Integrated Marketing Challanges

When watching rowing crews gliding down a river, it is clear that the frontrunners in the competition are always the strongest, most synchronized teams. Promotional competitions in the marketplace are much the same: The frontrunners tend to have an integrated media mix supporting a strong message.

Integrated brand communications once referred only to print advertising, collateral materials, direct mail, press releases, and more recently, television campaigns. With the advent of digital technologies, however, it now includes digital on-line and off-line programs. The concept of integrated marketing communications seems simple, but barriers often challenge this common-sense approach.


Against the Current


The challenge in integrated brand communications is that it goes against the prevailing current of promotional plans development, according to a recent article on the American Marketing Association website.
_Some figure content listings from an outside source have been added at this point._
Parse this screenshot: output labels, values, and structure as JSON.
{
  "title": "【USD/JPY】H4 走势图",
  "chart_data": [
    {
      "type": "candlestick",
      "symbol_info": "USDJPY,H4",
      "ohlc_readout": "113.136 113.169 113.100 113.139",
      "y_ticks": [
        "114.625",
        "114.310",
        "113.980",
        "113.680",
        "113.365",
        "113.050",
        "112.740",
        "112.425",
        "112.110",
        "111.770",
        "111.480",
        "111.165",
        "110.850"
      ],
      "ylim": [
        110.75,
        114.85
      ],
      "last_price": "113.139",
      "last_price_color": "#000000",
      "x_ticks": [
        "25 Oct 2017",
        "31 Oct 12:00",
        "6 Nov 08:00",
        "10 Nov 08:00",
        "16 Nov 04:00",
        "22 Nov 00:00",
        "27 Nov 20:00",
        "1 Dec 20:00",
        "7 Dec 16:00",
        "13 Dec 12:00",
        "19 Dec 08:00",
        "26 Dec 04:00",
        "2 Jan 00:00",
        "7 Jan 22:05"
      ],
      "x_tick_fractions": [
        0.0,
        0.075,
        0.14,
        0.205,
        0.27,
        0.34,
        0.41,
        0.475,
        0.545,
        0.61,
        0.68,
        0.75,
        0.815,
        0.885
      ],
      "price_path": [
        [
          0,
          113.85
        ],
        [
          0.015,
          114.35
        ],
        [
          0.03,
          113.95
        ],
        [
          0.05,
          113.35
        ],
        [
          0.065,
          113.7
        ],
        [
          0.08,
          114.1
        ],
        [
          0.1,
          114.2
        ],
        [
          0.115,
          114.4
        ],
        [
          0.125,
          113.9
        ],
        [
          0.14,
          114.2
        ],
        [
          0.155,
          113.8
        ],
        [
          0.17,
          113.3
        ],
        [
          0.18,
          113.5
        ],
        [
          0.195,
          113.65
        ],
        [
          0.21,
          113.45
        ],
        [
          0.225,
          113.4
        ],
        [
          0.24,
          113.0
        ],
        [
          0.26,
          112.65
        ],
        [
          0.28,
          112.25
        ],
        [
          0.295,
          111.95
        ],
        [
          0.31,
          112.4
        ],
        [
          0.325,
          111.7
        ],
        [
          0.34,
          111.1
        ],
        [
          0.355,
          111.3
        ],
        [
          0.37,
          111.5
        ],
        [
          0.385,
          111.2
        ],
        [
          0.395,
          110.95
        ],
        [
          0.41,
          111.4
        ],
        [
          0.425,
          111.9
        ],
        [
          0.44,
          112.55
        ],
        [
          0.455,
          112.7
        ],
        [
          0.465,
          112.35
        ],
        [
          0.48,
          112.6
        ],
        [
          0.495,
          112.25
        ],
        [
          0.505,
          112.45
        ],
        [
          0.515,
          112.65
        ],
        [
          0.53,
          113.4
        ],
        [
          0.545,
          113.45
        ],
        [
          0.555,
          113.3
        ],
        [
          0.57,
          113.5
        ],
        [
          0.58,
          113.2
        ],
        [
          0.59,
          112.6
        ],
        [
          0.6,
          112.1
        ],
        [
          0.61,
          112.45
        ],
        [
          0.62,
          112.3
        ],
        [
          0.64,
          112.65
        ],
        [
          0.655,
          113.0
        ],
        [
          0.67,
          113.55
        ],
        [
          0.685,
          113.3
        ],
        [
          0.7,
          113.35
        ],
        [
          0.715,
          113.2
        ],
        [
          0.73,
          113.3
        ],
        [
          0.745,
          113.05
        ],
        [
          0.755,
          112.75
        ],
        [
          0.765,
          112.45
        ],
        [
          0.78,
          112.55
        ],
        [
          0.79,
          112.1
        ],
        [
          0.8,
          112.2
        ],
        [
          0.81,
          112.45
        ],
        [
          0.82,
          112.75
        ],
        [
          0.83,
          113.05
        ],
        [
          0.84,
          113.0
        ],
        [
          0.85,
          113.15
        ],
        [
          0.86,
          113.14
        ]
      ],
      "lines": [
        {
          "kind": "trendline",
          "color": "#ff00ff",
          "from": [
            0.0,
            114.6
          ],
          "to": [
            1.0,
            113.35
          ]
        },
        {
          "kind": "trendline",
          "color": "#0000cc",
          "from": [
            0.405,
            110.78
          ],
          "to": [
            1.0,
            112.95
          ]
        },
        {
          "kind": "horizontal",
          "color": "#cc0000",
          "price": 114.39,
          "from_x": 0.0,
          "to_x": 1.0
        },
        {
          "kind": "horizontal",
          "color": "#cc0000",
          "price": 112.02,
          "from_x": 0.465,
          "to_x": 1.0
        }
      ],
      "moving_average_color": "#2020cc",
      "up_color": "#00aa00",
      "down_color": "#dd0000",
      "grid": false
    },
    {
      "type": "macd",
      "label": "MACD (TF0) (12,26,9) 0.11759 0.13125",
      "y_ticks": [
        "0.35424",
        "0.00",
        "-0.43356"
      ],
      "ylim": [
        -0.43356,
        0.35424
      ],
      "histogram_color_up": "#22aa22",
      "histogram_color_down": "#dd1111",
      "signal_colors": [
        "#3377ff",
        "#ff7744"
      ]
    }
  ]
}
Advertising agencies creating promotional plans are often restricted by media bias. They only recommend what their agency does in-house. If they have no E-marketing staff (which they often do not have), clients are forced to go to another vendor for their digital programs. This discourages the integration of traditional and digital media.


Additionally, client budgets are often itemized by type of media, which assigns separate financial allocations to advertising agencies, digital vendors, or direct mail vendors. This compartmentalizes media in the client's mind and in its execution. Yet traditional and digital media are beginning to overlap, blurring the line between them (Table). As a result, many vendors are shifting from offering one specialized medium to synchronizing complementary media that provide a significantly more powerful message.

Synchronized Marketing Strokes


How can a vendor keep all the oars rowing in the same direction to provide a truly integrated marketing program?


The American Express "My Life, My Card" campaign used various media formats to drive its theme. Television shared life stories, print detailed those stories in short-form personal profiles, and on-line sites extended each tale into an experience with which the customer could interact.

One marketing firm worked with a pharmaceutical brand manager to combine traditional print and digital media. The core of the program was a series of four E-details. The challenge was to drive maximum traffic to those on-line sessions. That mission was accomplished with a matching series of dimensional direct mail, and time-coordinated Email invitations. The client only dealt with a single company. Existing brand identity and themes were used in all print and digital components. The clear and consistent message contributed to an increase in sales for the brand. The budget for the two media was the same, but when combined into one program, it represented a more intelligent use of resources.

These types of integrated marketing offer a strong, fully synchronized brand message. Marketing vendors who provide integrated solutions to brand challenges will offer the most powerful programs for growing brands. They are helping brand managers synchronize for success.